The 32-year-old will share the flag bearing duties for tonight's opening ceremony with tennis player Daniela Di Toro, before turning his attention to Australia's quest for a third straight gold medal.

That won't be an easy feat, with the No.1 ranked Australian side facing stiff competition from the United States, Canada, Great Britain and Japan.

Ryley Batt in action for Australia. (Getty)

"We've got a bit of a rivalry going with the Japanese team at the moment, they beat us by one point on home soil in 2018 at our home world championships," Batt told Radio 2GB's Ben Fordham.

"We got them back in 2019 on home soil at the World Cup. It's a great rivalry, it's going to be a cracking game."

Born without legs, Batt needed surgery to separate the webbing in his fingers, and initially rejected the use of a wheelchair, until Paralympian Tom Kennedy visited his school.

"Being born with a disability, it was just normal to me," Batt explained.

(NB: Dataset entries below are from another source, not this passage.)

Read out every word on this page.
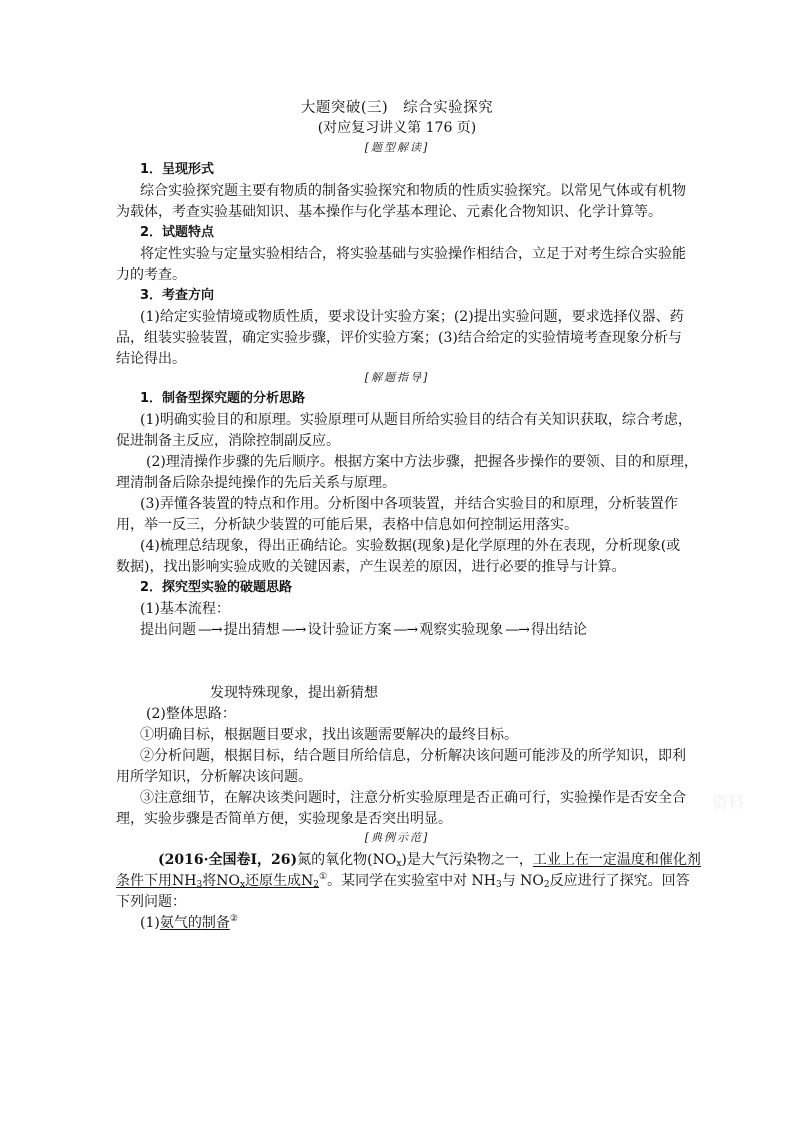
大题突破(三)　综合实验探究
(对应复习讲义第 176 页)
[题型解读]
1．呈现形式
综合实验探究题主要有物质的制备实验探究和物质的性质实验探究。以常见气体或有机物
为载体，考查实验基础知识、基本操作与化学基本理论、元素化合物知识、化学计算等。
2．试题特点
将定性实验与定量实验相结合，将实验基础与实验操作相结合，立足于对考生综合实验能
力的考查。
3．考查方向
(1)给定实验情境或物质性质，要求设计实验方案；(2)提出实验问题，要求选择仪器、药
品，组装实验装置，确定实验步骤，评价实验方案；(3)结合给定的实验情境考查现象分析与
结论得出。
[解题指导]
1．制备型探究题的分析思路
(1)明确实验目的和原理。实验原理可从题目所给实验目的结合有关知识获取，综合考虑，
促进制备主反应，消除控制副反应。
(2)理清操作步骤的先后顺序。根据方案中方法步骤，把握各步操作的要领、目的和原理，
理清制备后除杂提纯操作的先后关系与原理。
(3)弄懂各装置的特点和作用。分析图中各项装置，并结合实验目的和原理，分析装置作
用，举一反三，分析缺少装置的可能后果，表格中信息如何控制运用落实。
(4)梳理总结现象，得出正确结论。实验数据(现象)是化学原理的外在表现，分析现象(或
数据)，找出影响实验成败的关键因素，产生误差的原因，进行必要的推导与计算。
2．探究型实验的破题思路
(1)基本流程：
提出问题 —→ 提出猜想 —→ 设计验证方案 —→ 观察实验现象 —→ 得出结论
发现特殊现象，提出新猜想
(2)整体思路：
①明确目标，根据题目要求，找出该题需要解决的最终目标。
②分析问题，根据目标，结合题目所给信息，分析解决该问题可能涉及的所学知识，即利
用所学知识，分析解决该问题。
③注意细节，在解决该类问题时，注意分析实验原理是否正确可行，实验操作是否安全合
理，实验步骤是否简单方便，实验现象是否突出明显。
[典例示范]
(2016·全国卷Ⅰ，26)氮的氧化物$(NO_x)$是大气污染物之一，工业上在一定温度和催化剂
条件下用$NH_3$将$NO_x$还原生成$N_2^①$。某同学在实验室中对 $NH_3$与 $NO_2$反应进行了探究。回答
下列问题：
(1)氨气的制备②
资料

"I tried to do everything my friends did, and I think that's what set me up in life, to look at your abilities, not your disabilities.

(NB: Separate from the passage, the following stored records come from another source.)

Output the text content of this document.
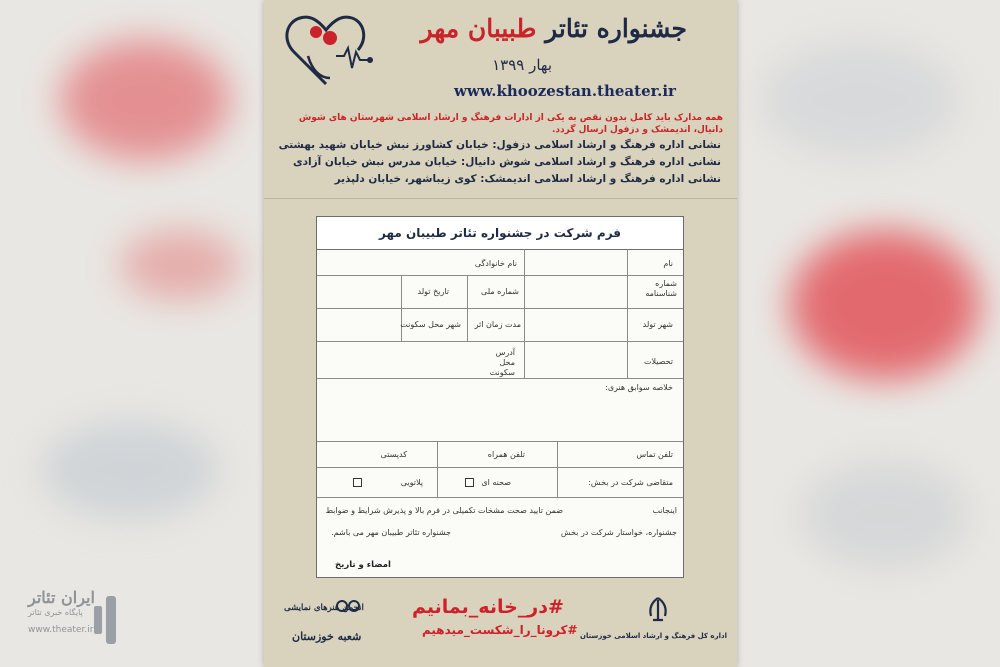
ایران تئاتر
پایگاه خبری تئاتر
www.theater.ir
جشنواره تئاتر طبیبان مهر
بهار ۱۳۹۹
www.khoozestan.theater.ir
همه مدارک باید کامل بدون نقص به یکی از ادارات فرهنگ و ارشاد اسلامی شهرستان های شوش دانیال، اندیمشک و دزفول ارسال گردد.
نشانی اداره فرهنگ و ارشاد اسلامی دزفول: خیابان کشاورز نبش خیابان شهید بهشتی
نشانی اداره فرهنگ و ارشاد اسلامی شوش دانیال: خیابان مدرس نبش خیابان آزادی
نشانی اداره فرهنگ و ارشاد اسلامی اندیمشک: کوی زیباشهر، خیابان دلپذیر
فرم شرکت در جشنواره تئاتر طبیبان مهر
نام
نام خانوادگی
شماره شناسنامه
شماره ملی
تاریخ تولد
شهر تولد
مدت زمان اثر
شهر محل سکونت
تحصیلات
آدرس محل سکونت
خلاصه سوابق هنری:
تلفن تماس
تلفن همراه
کدپستی
متقاضی شرکت در بخش:
صحنه ای
پلاتویی
اینجانب
ضمن تایید صحت مشخات تکمیلی در فرم بالا و پذیرش شرایط و ضوابط
جشنواره، خواستار شرکت در بخش
جشنواره تئاتر طبیبان مهر می باشم.
امضاء و تاریخ
اداره کل فرهنگ و ارشاد اسلامی خوزستان
#در_خانه_بمانیم
#کرونا_را_شکست_میدهیم
انجمن هنرهای نمایشی
شعبه خوزستان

"I despised people in wheelchairs, I didn't want to be in a wheelchair. I used a skateboard to get around when I was young, because that's what the cool kids did, and I wanted to fit in."

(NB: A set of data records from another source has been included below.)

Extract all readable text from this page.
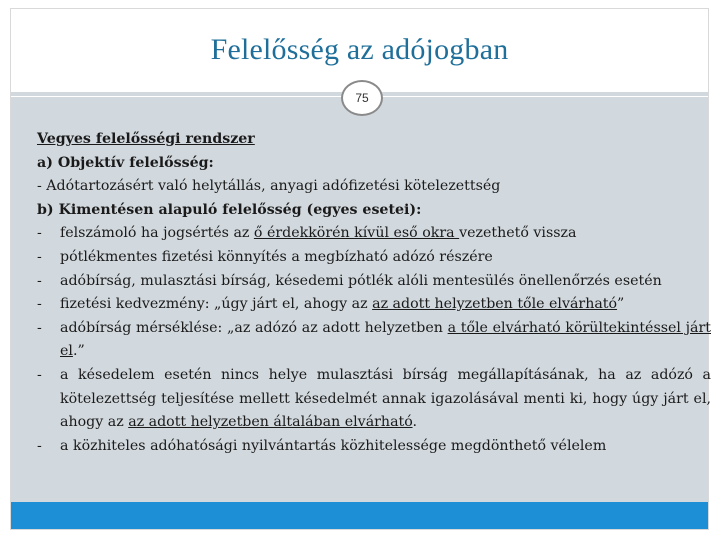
Felelősség az adójogban
75
Vegyes felelősségi rendszer
a) Objektív felelősség:
- Adótartozásért való helytállás, anyagi adófizetési kötelezettség
b) Kimentésen alapuló felelősség (egyes esetei):
- felszámoló ha jogsértés az ő érdekkörén kívül eső okra vezethető vissza
- pótlékmentes fizetési könnyítés a megbízható adózó részére
- adóbírság, mulasztási bírság, késedemi pótlék alóli mentesülés önellenőrzés esetén
- fizetési kedvezmény: „úgy járt el, ahogy az az adott helyzetben tőle elvárható”
- adóbírság mérséklése: „az adózó az adott helyzetben a tőle elvárható körültekintéssel járt el.”
- a késedelem esetén nincs helye mulasztási bírság megállapításának, ha az adózó a kötelezettség teljesítése mellett késedelmét annak igazolásával menti ki, hogy úgy járt el, ahogy az az adott helyzetben általában elvárható.
- a közhiteles adóhatósági nyilvántartás közhitelessége megdönthető vélelem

Ryley Batt of Australia and Ayaz Bhuta of Great Britain during the 2015 BT World Wheelchair Rugby Challenge match. (Getty)

But Kennedy, who won a silver medal at the 2000 Games in wheelchair rugby, was instrumental in convincing Batt to try the sport.

"I didn't want to jump in the wheelchair at the start, but I watched all my able-bodied friends jump in the wheelchairs and bash each other," he explained.

"I sort of wanted to do it, but I couldn't overcome that kryptonite of the wheelchair.

"A few weeks rolled on, and I decided to jump in, and absolutely loved it.

"For the first time in my life I felt like I was on a level playing field with my friends."

While it may look like there's no rules, Batt says that's far from the truth.

"I wish there wasn't any! It's actually a pretty strategic game," he explained.

"The viewers watching from home won't understand a lot of the tactics, but there's reasons why we do what we do.

"Think of it like dodgem cars, you can take out whoever you want, or a little bit like chess, we've got our lower functioning players who are like a pawn, they've almost got to protect the queen.

"It all works in sync, and it's a pretty strategic game."

But strategic doesn't mean things don't get ugly.

"We are a bit crazy sometimes, but what draws me towards wheelchair rugby, or murderball, is the physicality," Batt said.

"It's the only Paralympic sport that encourages athletes to knock each other out of wheelchairs!"